Whether you are a bride to be or still playing the singles game waiting for Mr. Right, you’ve probably thought about what your wedding day will look like.
According to a recent survey conducted by Mashable and The Knot.com, 70 percent of Pinterest users conceded that they have pinned wedding related items before they were engaged to be married.
While this pre-engagement pinning is probably harmless, it can create some false expectations of what your big day might look like. With countless bejeweled gowns and gigantic diamond rings populating your social media, it’s easy to forget what’s really important on your wedding day and why you’re actually getting married.
Here are a few things engaged couples can focus on as the big day approaches that can lead to a lifetime of happiness.
Managing marital expectations
Marriage may have the connotations of being romantic and lovely forever if you’ve found your “soul mate,” but this is hardly the case in today’s fast-moving stressful world.
In a 2012 Huffington Post article on marriage expectations, Clark University psychology professor Jeffrey Jensen Arnett told the HuffPost that young people are not very realistic about marriage, according to his study.
“A lot of research that I and others have done has shown that [young people] have a very romantic view of marriage. And I think the thing about it that is troubling is that it’s a very romantic ideal that is very difficult to sustain for a lifetime,” said Arnett.
Arnett discusses that as life’s stresses take hold during a marriage, the romantic feelings once felt can subside and often young people may think there is no love left in the marriage.

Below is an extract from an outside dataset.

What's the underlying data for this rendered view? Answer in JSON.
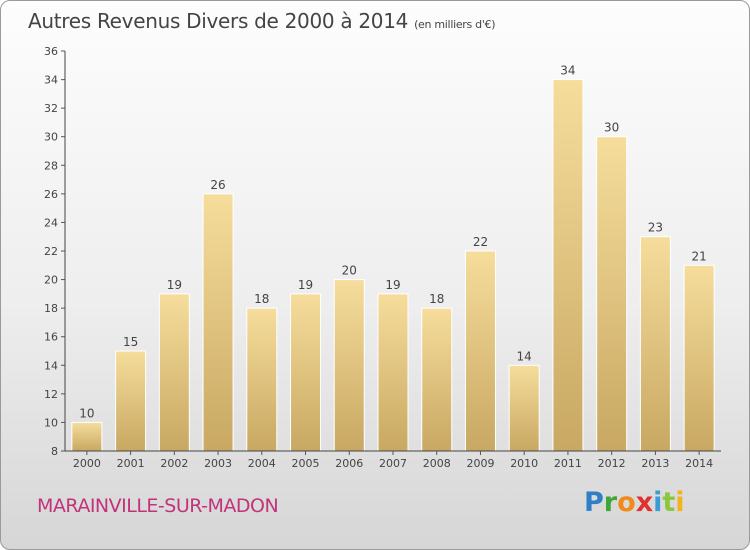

“It’d be smarter to view that as a realistic adjustment to the new phase of life, of raising children. I think that’s an adjustment that’s sometimes difficult for young people to make.”
Understanding that marriages go through high and low points before you say “I Do” is an important step in creating a solid foundation for a lasting union.
The material things
If you’ve ever spent any amount of time watching the TLC channel, you have probably encountered one of its many wedding-centered programs. “Say Yes to the Dress,” “Four Weddings,” “My Big Fat American Gypsy Wedding,” the list goes on and on. It’s no wonder brides to be get so wrapped up in the materialistic “I must have that dress and that cake and those flowers” mindset. But materialism can be harmful to a marriage, according to Jason Carrol’s study at Brigham Yong University’s School of Family Life.
“Spouses who place a high value on money are often less responsive to their partner and less focused on the relationship … they seek happiness in possessions and not people, putting less time and energy into making their marriage a success.”
Trying to put less emphasis on the material aspect of your wedding, and more on the values and reasons behind your decision to get married in the first place, can lead to a more meaningful and special wedding day for you and your future spouse.
Are you planning a marriage or just a wedding?
What are your reasons for getting married? Besides the fact that you love your significant other and you have always wanted to plan your own wedding, have you thought about it?
A Catholic Marriage Care Service’s article on marriage readiness notes that engaged couples should really take the time to talk about important life decisions that will come up during the course of a marriage. How will you handle finances and budgeting together? If needed, would you be willing to put your career on hold for the other? What about kids? The answers to these kinds of questions will be the backbone for your marriage, and discussing these decisions together before the wedding will make your big day even more memorable and significant.